Bill Fixing Snowmobile DWI Loophole Advances
ST. PAUL, Minn. (AP) — The death of an 8-year-old boy who was struck by a snowmobile spurred Minnesota legislators to advance a bill that would make drunk driving an offense no matter the vehicle being operated.
The House transportation committee approved a bill to allow for DWI convictions whether they're on the road, trails or snow, Minnesota Public Radio reported. The bill would limit someone with a drunken driving offense issued while operating a car from operating other vehicles, such as a snowmobile.
There's currently a loophole, said Republican Rep. Anne Neu of North Branch.
"It's silly to think that for some reason there should be stiffer penalties for a DWI in a car than there are in an ATV or a snowmobile," she said. "They are certainly deadly machines. They are certainly capable of destruction, just like a car is."
Alan Geisenkoetter Jr. suffered severe brain damage and died in January after he was struck on Chisago Lake. The snowmobile's driver, Eric Coleman, was intoxicated and has a history of drunk driving and license revocations, prosecutors said. Coleman had a blood-alcohol level twice the legal limit for driving, authorities said. He now faces murder charges.

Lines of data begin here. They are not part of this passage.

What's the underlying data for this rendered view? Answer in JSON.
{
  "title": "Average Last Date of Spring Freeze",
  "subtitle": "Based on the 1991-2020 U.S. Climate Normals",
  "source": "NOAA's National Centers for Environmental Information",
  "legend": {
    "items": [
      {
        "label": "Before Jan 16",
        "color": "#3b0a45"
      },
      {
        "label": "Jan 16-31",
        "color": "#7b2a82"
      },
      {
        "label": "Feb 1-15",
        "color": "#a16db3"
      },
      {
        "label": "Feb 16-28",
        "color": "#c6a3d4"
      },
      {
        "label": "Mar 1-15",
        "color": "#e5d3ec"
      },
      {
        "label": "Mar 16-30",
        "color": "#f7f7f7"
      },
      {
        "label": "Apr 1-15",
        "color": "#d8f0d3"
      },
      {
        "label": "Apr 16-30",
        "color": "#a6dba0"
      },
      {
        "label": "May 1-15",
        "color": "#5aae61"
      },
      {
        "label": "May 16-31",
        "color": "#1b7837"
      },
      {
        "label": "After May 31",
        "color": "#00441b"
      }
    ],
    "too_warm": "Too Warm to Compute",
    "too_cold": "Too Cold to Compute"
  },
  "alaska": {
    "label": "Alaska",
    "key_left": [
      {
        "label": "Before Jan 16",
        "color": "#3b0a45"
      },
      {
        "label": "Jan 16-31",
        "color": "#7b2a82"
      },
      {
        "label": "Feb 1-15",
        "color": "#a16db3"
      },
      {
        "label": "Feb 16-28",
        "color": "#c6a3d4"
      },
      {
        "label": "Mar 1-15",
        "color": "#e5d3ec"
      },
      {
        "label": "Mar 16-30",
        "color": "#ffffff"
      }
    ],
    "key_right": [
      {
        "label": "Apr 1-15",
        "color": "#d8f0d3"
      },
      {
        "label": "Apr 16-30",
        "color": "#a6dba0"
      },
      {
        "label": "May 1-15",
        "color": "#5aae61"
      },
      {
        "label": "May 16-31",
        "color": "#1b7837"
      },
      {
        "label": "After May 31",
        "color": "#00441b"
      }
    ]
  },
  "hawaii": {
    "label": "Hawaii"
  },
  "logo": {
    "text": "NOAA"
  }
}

The Department of Natural Resources and the Minnesota United Snowmobilers Association support of the bill. The snowmobilers association has long been against intoxicated riding, said Doug Franzen, a lobbyist for the group.
"We say this is really not a snowmobile issue," Franzen said. "This is an issue with people's attitudes regarding drinking. This is an issue of addiction. It's a terrible tragedy."